Législatives tchèques: succès social-démocrate et percée populiste

Les sociaux-démocrates tchèques du CSSD ont remporté les élections législatives anticipées organisées vendredi et samedi, selon des résultats quasi définitifs. Mais des négociations difficiles les attendent sur la constitution d'un gouvernement après les bons scores des partis protestataires.

Le CSSD obtenait 20,8 % des voix après le dépouillement dans quelque 95 % des bureaux de vote. Ils étaient talonnés par les populistes du mouvement ANO, en deuxième position devant les communistes du KSCM. ANO fondé en 2011 par l'influent homme d'affaires Andrej Babis recueillait 18,7 %, et le KSCM avec 15,2 %.

Quatre autres partis franchissent également le seuil d'éligibilité de 5 %: TOP 09 et ODS (droite), une autre formation populiste Usvit (L'aube de la démocratie directe) de l'homme d'affaires tchéco-japonais Tomio Okamura et les chrétiens-démocrates KDU-CSL (centre droit).

Un point d'interrogation planait sur la forme de la future coalition gouvernementale qui doit remplacer le "cabinet d'experts" de l'économiste Jiri Rusnok.
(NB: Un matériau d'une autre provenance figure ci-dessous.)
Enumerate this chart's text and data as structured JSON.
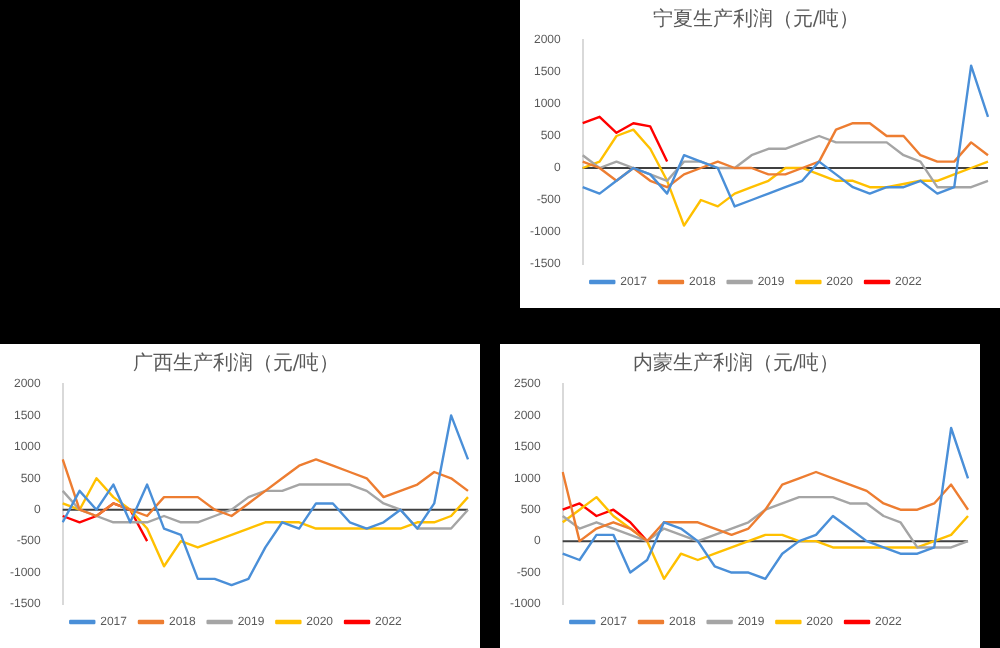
{
  "chart_data": [
    {
      "type": "line",
      "title": "宁夏生产利润（元/吨）",
      "ref_lines": [
        {
          "axis": "y",
          "value": 0,
          "color": "#404040"
        }
      ],
      "categories": [
        null,
        null,
        null,
        null,
        null,
        null,
        null,
        null,
        null,
        null,
        null,
        null,
        null,
        null,
        null,
        null,
        null,
        null,
        null,
        null,
        null,
        null,
        null,
        null,
        null
      ],
      "ylim": [
        -1500,
        2000
      ],
      "yticks": [
        -1500,
        -1000,
        -500,
        0,
        500,
        1000,
        1500,
        2000
      ],
      "grid": false,
      "legend": "bottom",
      "tick_labels": "y",
      "marker": "none",
      "line_style": "solid",
      "series": [
        {
          "name": "2017",
          "color": "#4a8fd8",
          "values": [
            -300,
            -400,
            -200,
            0,
            -100,
            -400,
            200,
            100,
            0,
            -600,
            -500,
            -400,
            -300,
            -200,
            100,
            -100,
            -300,
            -400,
            -300,
            -300,
            -200,
            -400,
            -300,
            1600,
            800
          ]
        },
        {
          "name": "2018",
          "color": "#ed7d31",
          "values": [
            100,
            0,
            -200,
            0,
            -200,
            -300,
            -100,
            0,
            100,
            0,
            0,
            -100,
            -100,
            0,
            100,
            600,
            700,
            700,
            500,
            500,
            200,
            100,
            100,
            400,
            200
          ]
        },
        {
          "name": "2019",
          "color": "#a5a5a5",
          "values": [
            200,
            0,
            100,
            0,
            -100,
            -200,
            100,
            100,
            0,
            0,
            200,
            300,
            300,
            400,
            500,
            400,
            400,
            400,
            400,
            200,
            100,
            -300,
            -300,
            -300,
            -200
          ]
        },
        {
          "name": "2020",
          "color": "#ffc000",
          "values": [
            0,
            100,
            500,
            600,
            300,
            -200,
            -900,
            -500,
            -600,
            -400,
            -300,
            -200,
            0,
            0,
            -100,
            -200,
            -200,
            -300,
            -300,
            -250,
            -200,
            -200,
            -100,
            0,
            100
          ]
        },
        {
          "name": "2022",
          "color": "#ff0000",
          "values": [
            700,
            800,
            550,
            700,
            650,
            100,
            null,
            null,
            null,
            null,
            null,
            null,
            null,
            null,
            null,
            null,
            null,
            null,
            null,
            null,
            null,
            null,
            null,
            null,
            null
          ]
        }
      ]
    },
    {
      "type": "line",
      "title": "广西生产利润（元/吨）",
      "ref_lines": [
        {
          "axis": "y",
          "value": 0,
          "color": "#404040"
        }
      ],
      "categories": [
        null,
        null,
        null,
        null,
        null,
        null,
        null,
        null,
        null,
        null,
        null,
        null,
        null,
        null,
        null,
        null,
        null,
        null,
        null,
        null,
        null,
        null,
        null,
        null,
        null
      ],
      "ylim": [
        -1500,
        2000
      ],
      "yticks": [
        -1500,
        -1000,
        -500,
        0,
        500,
        1000,
        1500,
        2000
      ],
      "grid": false,
      "legend": "bottom",
      "tick_labels": "y",
      "marker": "none",
      "line_style": "solid",
      "series": [
        {
          "name": "2017",
          "color": "#4a8fd8",
          "values": [
            -200,
            300,
            0,
            400,
            -200,
            400,
            -300,
            -400,
            -1100,
            -1100,
            -1200,
            -1100,
            -600,
            -200,
            -300,
            100,
            100,
            -200,
            -300,
            -200,
            0,
            -300,
            100,
            1500,
            800
          ]
        },
        {
          "name": "2018",
          "color": "#ed7d31",
          "values": [
            800,
            0,
            -100,
            100,
            0,
            -100,
            200,
            200,
            200,
            0,
            -100,
            100,
            300,
            500,
            700,
            800,
            700,
            600,
            500,
            200,
            300,
            400,
            600,
            500,
            300
          ]
        },
        {
          "name": "2019",
          "color": "#a5a5a5",
          "values": [
            300,
            0,
            -100,
            -200,
            -200,
            -200,
            -100,
            -200,
            -200,
            -100,
            0,
            200,
            300,
            300,
            400,
            400,
            400,
            400,
            300,
            100,
            0,
            -300,
            -300,
            -300,
            0
          ]
        },
        {
          "name": "2020",
          "color": "#ffc000",
          "values": [
            100,
            0,
            500,
            200,
            0,
            -300,
            -900,
            -500,
            -600,
            -500,
            -400,
            -300,
            -200,
            -200,
            -200,
            -300,
            -300,
            -300,
            -300,
            -300,
            -300,
            -200,
            -200,
            -100,
            200
          ]
        },
        {
          "name": "2022",
          "color": "#ff0000",
          "values": [
            -100,
            -200,
            -100,
            100,
            0,
            -500,
            null,
            null,
            null,
            null,
            null,
            null,
            null,
            null,
            null,
            null,
            null,
            null,
            null,
            null,
            null,
            null,
            null,
            null,
            null
          ]
        }
      ]
    },
    {
      "type": "line",
      "title": "内蒙生产利润（元/吨）",
      "ref_lines": [
        {
          "axis": "y",
          "value": 0,
          "color": "#404040"
        }
      ],
      "categories": [
        null,
        null,
        null,
        null,
        null,
        null,
        null,
        null,
        null,
        null,
        null,
        null,
        null,
        null,
        null,
        null,
        null,
        null,
        null,
        null,
        null,
        null,
        null,
        null,
        null
      ],
      "ylim": [
        -1000,
        2500
      ],
      "yticks": [
        -1000,
        -500,
        0,
        500,
        1000,
        1500,
        2000,
        2500
      ],
      "grid": false,
      "legend": "bottom",
      "tick_labels": "y",
      "marker": "none",
      "line_style": "solid",
      "series": [
        {
          "name": "2017",
          "color": "#4a8fd8",
          "values": [
            -200,
            -300,
            100,
            100,
            -500,
            -300,
            300,
            200,
            0,
            -400,
            -500,
            -500,
            -600,
            -200,
            0,
            100,
            400,
            200,
            0,
            -100,
            -200,
            -200,
            -100,
            1800,
            1000
          ]
        },
        {
          "name": "2018",
          "color": "#ed7d31",
          "values": [
            1100,
            0,
            200,
            300,
            200,
            0,
            300,
            300,
            300,
            200,
            100,
            200,
            500,
            900,
            1000,
            1100,
            1000,
            900,
            800,
            600,
            500,
            500,
            600,
            900,
            500
          ]
        },
        {
          "name": "2019",
          "color": "#a5a5a5",
          "values": [
            400,
            200,
            300,
            200,
            100,
            0,
            200,
            100,
            0,
            100,
            200,
            300,
            500,
            600,
            700,
            700,
            700,
            600,
            600,
            400,
            300,
            -100,
            -100,
            -100,
            0
          ]
        },
        {
          "name": "2020",
          "color": "#ffc000",
          "values": [
            300,
            500,
            700,
            400,
            200,
            0,
            -600,
            -200,
            -300,
            -200,
            -100,
            0,
            100,
            100,
            0,
            0,
            -100,
            -100,
            -100,
            -100,
            -100,
            -100,
            0,
            100,
            400
          ]
        },
        {
          "name": "2022",
          "color": "#ff0000",
          "values": [
            500,
            600,
            400,
            500,
            300,
            0,
            null,
            null,
            null,
            null,
            null,
            null,
            null,
            null,
            null,
            null,
            null,
            null,
            null,
            null,
            null,
            null,
            null,
            null,
            null
          ]
        }
      ]
    }
  ]
}
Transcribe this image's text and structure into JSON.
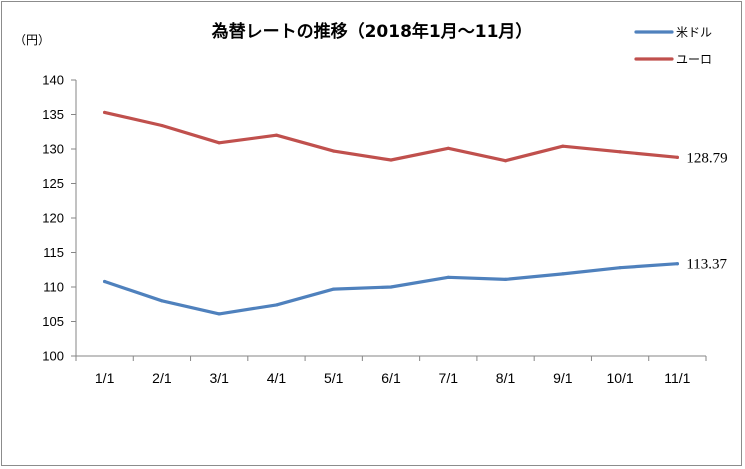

Celui-ci avait été installé après la chute en juin de l'impopulaire gouvernement de centre droit de Petr Necas, ébranlé par sa politique d'austérité et une série de scandales.

Pas de coalition avec Babis

Avant le scrutin, le chef du CSSD Bohuslav Sobotka souhaitait avant le scrutin un résultat autour de 30 %, qui lui aurait permis de constituer un gouvernement minoritaire avec le soutien tacite du KSCM.

"Si la chambre basse du parlement est éclatée, nous serons confrontés à des négociations difficiles pour former un gouvernement", a déclaré M. Sobotka à la télévision.

"Les sociaux-démocrates sont prêts à participer à cette négociation difficile et nous allons essayer de former un gouvernement raisonnable et stable", a-t-il aussi ajouté, se disant disposé à discuter avec tous les partis à l'exception des deux mouvements de centre-droit représentés dans le gouvernement sortant.

De son côté, Andrej Babis, sans même attendre les résultats définitifs, s'est prononcé contre une entrée d'ANO au gouvernement. Il a jugé qu'à ce stade, les conditions d'un soutien aux sociaux-démocrates n'étaient pas réunies.